When a signal is digital, it is compressed and can be transferred much faster and also without degradation. A copy of a copy of a copy of a VHS tape is going to look horrible. I can transfer the digital signal again and again without losing quality.
Digital signals carry much more information. In the same amount of bandwidth an old analog TV signal used to take up, a digital signal can fit several channels of high-definition signals. HD signals offer far more detail than analog signals. Digital signals can easily include surround sound, multiple languages, closed captioning, descriptions for the visually impaired, and more.
HD broadcasts are in the 16 x 9 format, the same as movies in the theater. There’s no need to chop off part of the picture for broadcast.

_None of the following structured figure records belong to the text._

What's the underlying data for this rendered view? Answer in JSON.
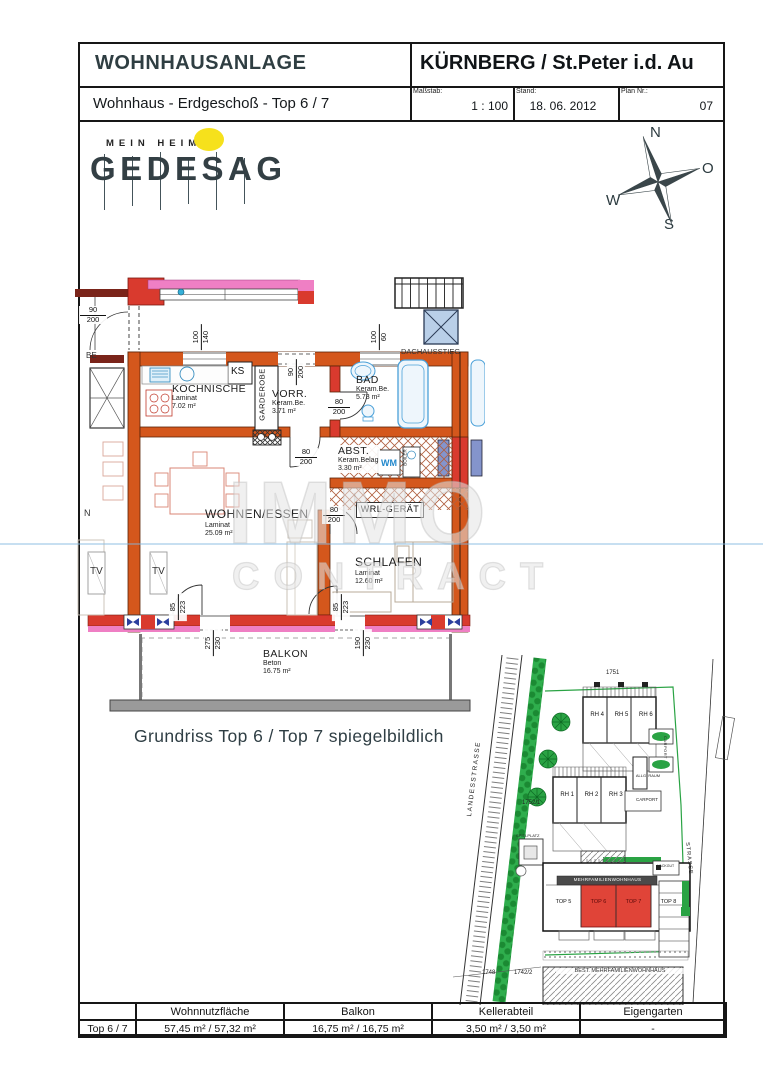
{
  "header": {
    "project": "WOHNHAUSANLAGE",
    "location": "KÜRNBERG / St.Peter i.d. Au",
    "plan_title": "Wohnhaus - Erdgeschoß - Top 6 / 7",
    "scale_label": "Maßstab:",
    "scale_value": "1 : 100",
    "date_label": "Stand:",
    "date_value": "18. 06. 2012",
    "plan_label": "Plan Nr.:",
    "plan_value": "07"
  },
  "logo": {
    "tagline": "MEIN HEIM",
    "name": "GEDESAG"
  },
  "compass": {
    "n": "N",
    "e": "O",
    "s": "S",
    "w": "W"
  },
  "floorplan": {
    "rooms": [
      {
        "name": "KOCHNISCHE",
        "floor": "Laminat",
        "area": "7.02 m²"
      },
      {
        "name": "VORR.",
        "floor": "Keram.Be.",
        "area": "3.71 m²"
      },
      {
        "name": "BAD",
        "floor": "Keram.Be.",
        "area": "5.73 m²"
      },
      {
        "name": "ABST.",
        "floor": "Keram.Belag",
        "area": "3.30 m²"
      },
      {
        "name": "WOHNEN/ESSEN",
        "floor": "Laminat",
        "area": "25.09 m²"
      },
      {
        "name": "SCHLAFEN",
        "floor": "Laminat",
        "area": "12.60 m²"
      },
      {
        "name": "BALKON",
        "floor": "Beton",
        "area": "16.75 m²"
      }
    ],
    "labels": {
      "ks": "KS",
      "garderobe": "GARDEROBE",
      "wm": "WM",
      "boiler": "BOILER",
      "wrl": "WRL-GERÄT",
      "tv": "TV",
      "dach": "DACHAUSSTIEG",
      "be": "BE",
      "n": "N"
    },
    "dims": {
      "entry": [
        "90",
        "200"
      ],
      "win_kueche": [
        "100",
        "140"
      ],
      "tuer_top": [
        "90",
        "200"
      ],
      "win_bad": [
        "100",
        "60"
      ],
      "tuer_bad": [
        "80",
        "200"
      ],
      "tuer_abst": [
        "80",
        "200"
      ],
      "tuer_schlafen": [
        "80",
        "200"
      ],
      "tuer_balkon_links": [
        "85",
        "223"
      ],
      "tuer_balkon_rechts": [
        "85",
        "223"
      ],
      "fenster_balkon_links": [
        "275",
        "230"
      ],
      "fenster_balkon_rechts": [
        "190",
        "230"
      ]
    }
  },
  "caption": "Grundriss Top 6 / Top 7 spiegelbildlich",
  "watermark": {
    "line1": "IMMO",
    "line2": "CONTRACT"
  },
  "siteplan": {
    "street": "LANDESSTRASSE",
    "street2": "STRASSE",
    "rh_top": [
      "RH 4",
      "RH 5",
      "RH 6"
    ],
    "rh_mid": [
      "RH 1",
      "RH 2",
      "RH 3"
    ],
    "tops": [
      "TOP 5",
      "TOP 6",
      "TOP 7",
      "TOP 8"
    ],
    "building": "MEHRFAMILIENWOHNHAUS",
    "existing": "BEST. MEHRFAMILIENWOHNHAUS",
    "carport": "CARPORT",
    "allg_raum": "ALLG. RAUM",
    "spielplatz": "SPIELPLATZ",
    "hackgut": "HACKGUT",
    "parcels": [
      "1751",
      "1752/1",
      "1748",
      "1742/2"
    ]
  },
  "footer": {
    "row_label": "Top 6 / 7",
    "headers": [
      "Wohnnutzfläche",
      "Balkon",
      "Kellerabteil",
      "Eigengarten"
    ],
    "values": [
      "57,45 m² / 57,32 m²",
      "16,75 m² / 16,75 m²",
      "3,50 m² / 3,50 m²",
      "-"
    ]
  }
}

To receive a digital signal, you need a digital receiver. Old analog TVs can’t pick them up. So you need a converter of some kind. That can be a separate converter box that you buy or a service provided by the converter included with your cable or satellite package.
One downside of digital signals is that they are all or nothing. With analog signals, you could receive a fuzzy TV signal. With digital, it is all or nothing. Digital is also line-of-site. Buildings, trees, and other objects can block your signal. Many living in rural, wooded, and mountainous communities lost their ability to pick up over-the-air signals.
Because digital signals use less bandwidth, the government has been selling off airwave space to be used for the increasing demand for wireless phone and Internet communication.
Bottom line, digital signals carry more information and take up less bandwidth.